Allen, owner of CLAS Ropes Course along the Provo River, said the plan to divert the waterway and create a new delta at Skipper Bay to the north would essentially end his river cruises, as well as hurt downstream farmers who rely on the river for irrigation.

"All of that is going to be gone," Allen said.

Wildlife officials say no formal plans for creating the delta have been set, but making the Provo River safe enough for the endangered fish to breed is an important step in the recovery process.

"The recovery plan for the June sucker calls for spawning in the Provo River," said Reed Harris, director of the state's June sucker Recovery Implementation Program.

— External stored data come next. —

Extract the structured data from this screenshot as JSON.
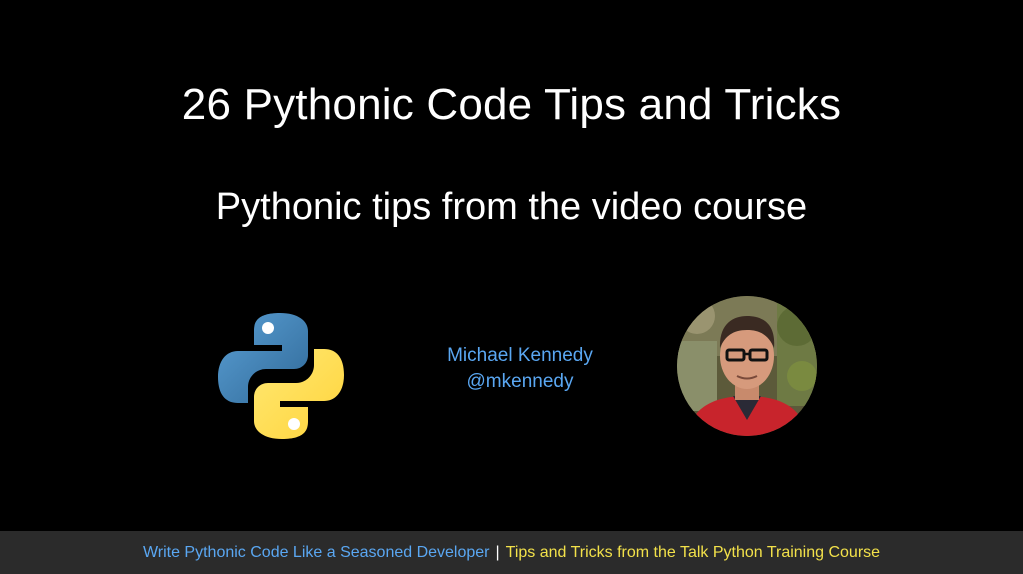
{
  "slide": {
    "title": "26 Pythonic Code Tips and Tricks",
    "subtitle": "Pythonic tips from the video course",
    "author": {
      "name": "Michael Kennedy",
      "handle": "@mkennedy"
    },
    "logo_icon": "python-logo-icon",
    "avatar_icon": "author-photo"
  },
  "footer": {
    "course_title": "Write Pythonic Code Like a Seasoned Developer",
    "separator": "|",
    "tagline": "Tips and Tricks from the Talk Python Training Course"
  },
  "colors": {
    "background": "#000000",
    "title_text": "#ffffff",
    "author_text": "#5aa7f2",
    "footer_background": "#2b2b2b",
    "footer_course": "#5aa7f2",
    "footer_tagline": "#f2e14a",
    "python_blue": "#3b73a8",
    "python_yellow": "#fdd43b"
  }
}
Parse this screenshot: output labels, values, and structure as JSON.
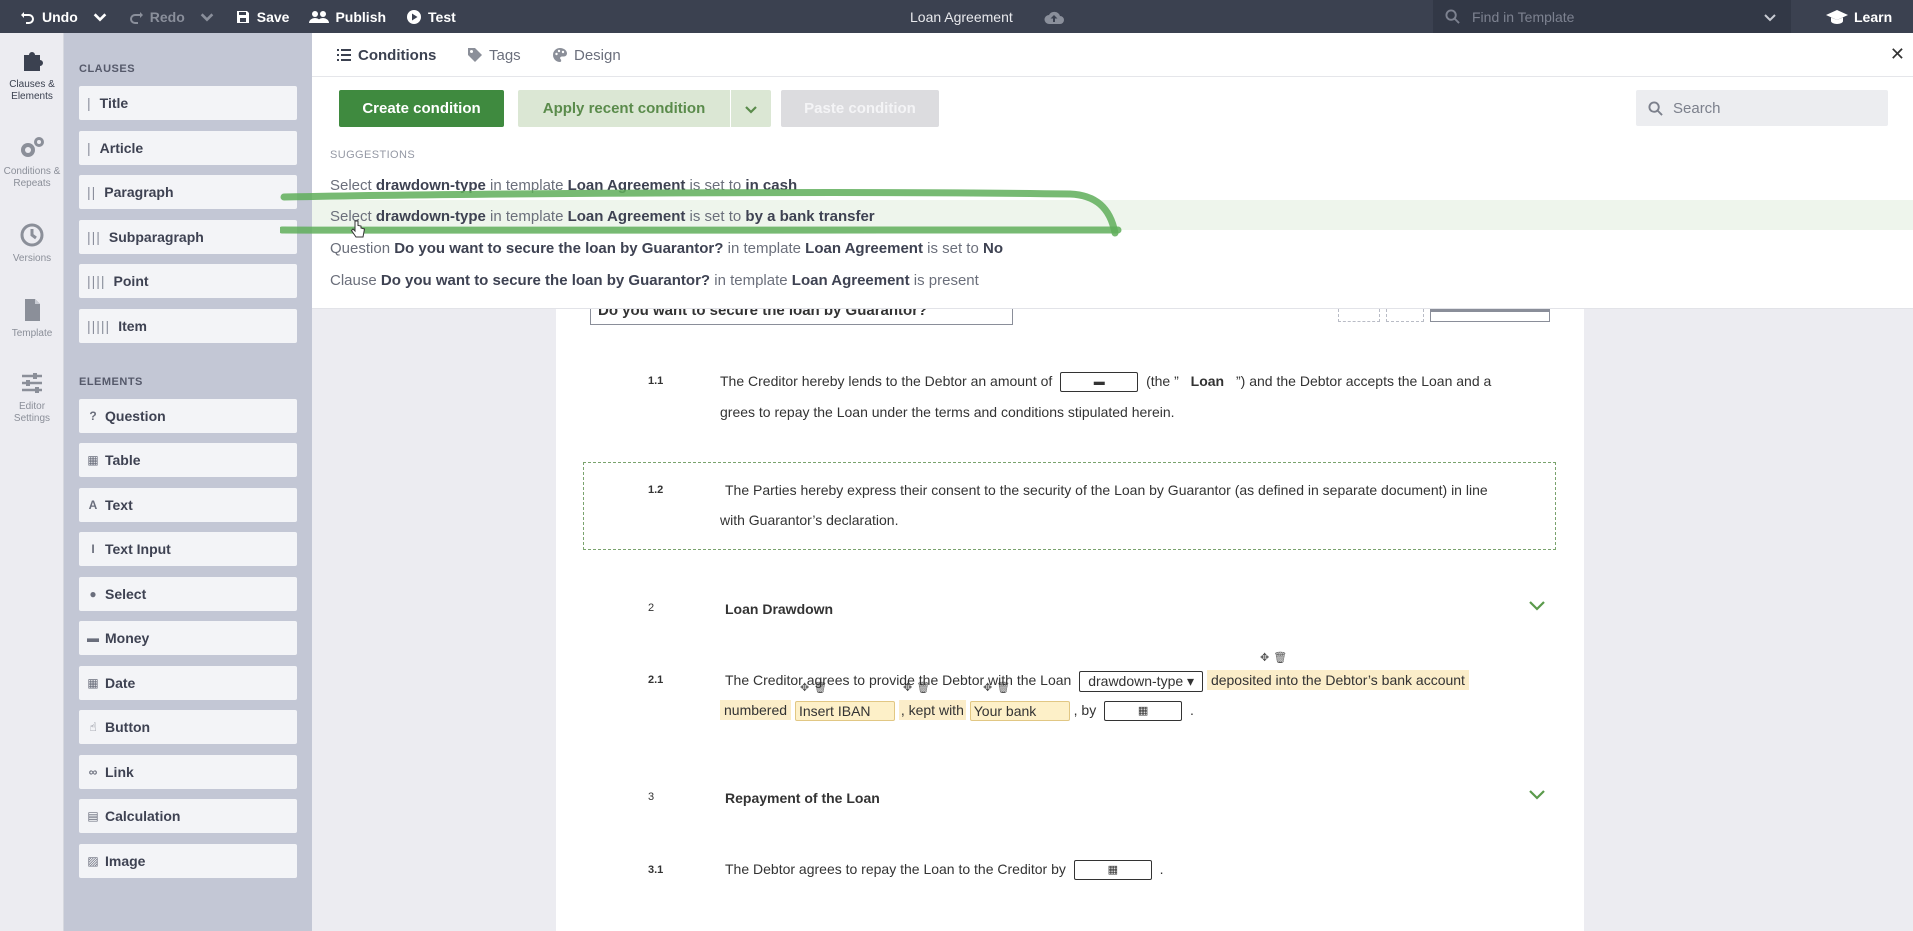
{
  "topbar": {
    "undo": "Undo",
    "redo": "Redo",
    "save": "Save",
    "publish": "Publish",
    "test": "Test",
    "doc_title": "Loan Agreement",
    "search_placeholder": "Find in Template",
    "learn": "Learn"
  },
  "rail": [
    {
      "label1": "Clauses &",
      "label2": "Elements",
      "icon": "puzzle-icon"
    },
    {
      "label1": "Conditions &",
      "label2": "Repeats",
      "icon": "gears-icon"
    },
    {
      "label1": "Versions",
      "label2": "",
      "icon": "history-icon"
    },
    {
      "label1": "Template",
      "label2": "",
      "icon": "document-icon"
    },
    {
      "label1": "Editor",
      "label2": "Settings",
      "icon": "sliders-icon"
    }
  ],
  "panel": {
    "clauses_heading": "CLAUSES",
    "clauses": [
      {
        "bars": "|",
        "label": "Title"
      },
      {
        "bars": "|",
        "label": "Article"
      },
      {
        "bars": "||",
        "label": "Paragraph"
      },
      {
        "bars": "|||",
        "label": "Subparagraph"
      },
      {
        "bars": "||||",
        "label": "Point"
      },
      {
        "bars": "|||||",
        "label": "Item"
      }
    ],
    "elements_heading": "ELEMENTS",
    "elements": [
      {
        "icon": "?",
        "label": "Question"
      },
      {
        "icon": "▦",
        "label": "Table"
      },
      {
        "icon": "A",
        "label": "Text"
      },
      {
        "icon": "I",
        "label": "Text Input"
      },
      {
        "icon": "●",
        "label": "Select"
      },
      {
        "icon": "▬",
        "label": "Money"
      },
      {
        "icon": "▦",
        "label": "Date"
      },
      {
        "icon": "☝",
        "label": "Button"
      },
      {
        "icon": "∞",
        "label": "Link"
      },
      {
        "icon": "▤",
        "label": "Calculation"
      },
      {
        "icon": "▨",
        "label": "Image"
      }
    ]
  },
  "conditions": {
    "tabs": [
      "Conditions",
      "Tags",
      "Design"
    ],
    "create_btn": "Create condition",
    "recent_btn": "Apply recent condition",
    "paste_btn": "Paste condition",
    "search_placeholder": "Search",
    "suggestions_heading": "SUGGESTIONS",
    "suggestions": [
      {
        "a": "Select ",
        "b": "drawdown-type",
        "c": " in template ",
        "d": "Loan Agreement",
        "e": " is set to ",
        "f": "in cash",
        "g": ""
      },
      {
        "a": "Select ",
        "b": "drawdown-type",
        "c": " in template ",
        "d": "Loan Agreement",
        "e": " is set to ",
        "f": "by a bank transfer",
        "g": ""
      },
      {
        "a": "Question ",
        "b": "Do you want to secure the loan by Guarantor?",
        "c": " in template ",
        "d": "Loan Agreement",
        "e": " is set to ",
        "f": "No",
        "g": ""
      },
      {
        "a": "Clause ",
        "b": "Do you want to secure the loan by Guarantor?",
        "c": " in template ",
        "d": "Loan Agreement",
        "e": " is present",
        "f": "",
        "g": ""
      }
    ]
  },
  "doc": {
    "question_title": "Do you want to secure the loan by Guarantor?",
    "p11_num": "1.1",
    "p11_a": "The Creditor hereby lends to the Debtor an amount of",
    "p11_b": "(the ”",
    "p11_loan": "Loan",
    "p11_c": "”) and the Debtor accepts the Loan and a",
    "p11_d": "grees to repay the Loan under the terms and conditions stipulated herein.",
    "p12_num": "1.2",
    "p12_a": "The Parties hereby express their consent to the security of the Loan by Guarantor (as defined in separate document) in line",
    "p12_b": "with Guarantor’s declaration.",
    "s2_num": "2",
    "s2_title": "Loan Drawdown",
    "p21_num": "2.1",
    "p21_a": "The Creditor agrees to provide the Debtor with the Loan",
    "p21_dd": "drawdown-type",
    "p21_b": "deposited into the Debtor’s bank account",
    "p21_c": "numbered",
    "p21_iban": "Insert IBAN",
    "p21_d": ", kept with",
    "p21_bank": "Your bank",
    "p21_e": ", by",
    "p21_f": ".",
    "s3_num": "3",
    "s3_title": "Repayment of the Loan",
    "p31_num": "3.1",
    "p31_a": "The Debtor agrees to repay the Loan to the Creditor by",
    "p31_b": "."
  },
  "colors": {
    "accent": "#3f8a3f",
    "topbar": "#3b4150",
    "highlight": "#fbedc9"
  }
}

The federal Utah Reclamation Mitigation and Conservation Commission and the state are working on plans to reroute the Provo River northward for its last mile to create a new delta.

Mark Holden, the commission's project manager, said the existing channel does not afford young June suckers with the food and protection they need when they drift downriver after hatching.

Holden and Harris said the channel, when Utah Lake's level rises in the spring and early summer, becomes a cold death trap for the suckers, which have no vegetation to eat or hide in from predators.

A delta — a fan-shaped deposit of sediment with channels running through it — is a safer haven for the young fish.

Wildlife officials created a similar habitat on Hobble Creek in Springville for the suckers, but Holden said that is only a backup to the Provo River, which is part of the fish's natural habitat.

Still, Allen, armed with signatures from 700 others, said diverting the river — preliminary plans call for either maintaining a light flow down the channel or filling it in and turning it into a trail — would sink his business and deprive farmers of their purchased water rights.

In addition to renting out canoes to people in his ropes classes, Allen runs river cruises on Halloween and Christmas, with decorations along the bank and visitors — a pirate at Halloween and a Santa at Christmas — coming out to the boats.

Allen said he and his allies would rather see the flow kept to about 45 cubic feet per second — nine times more than proposed — to keep the river usable.

Allen presented his petition during a recent open house at Utah Lake State Park. He said officials have turned a deaf ear to his concerns.

It's a charge Mike Weland, the commission's executive director, emphatically denies.

"There is no factual basis for that," Weland said. "We have had public meetings, and Mr. Allen has attended them."

Harris said another meeting is planned for January. Weland and Harris noted the plans remain in the preliminary stages.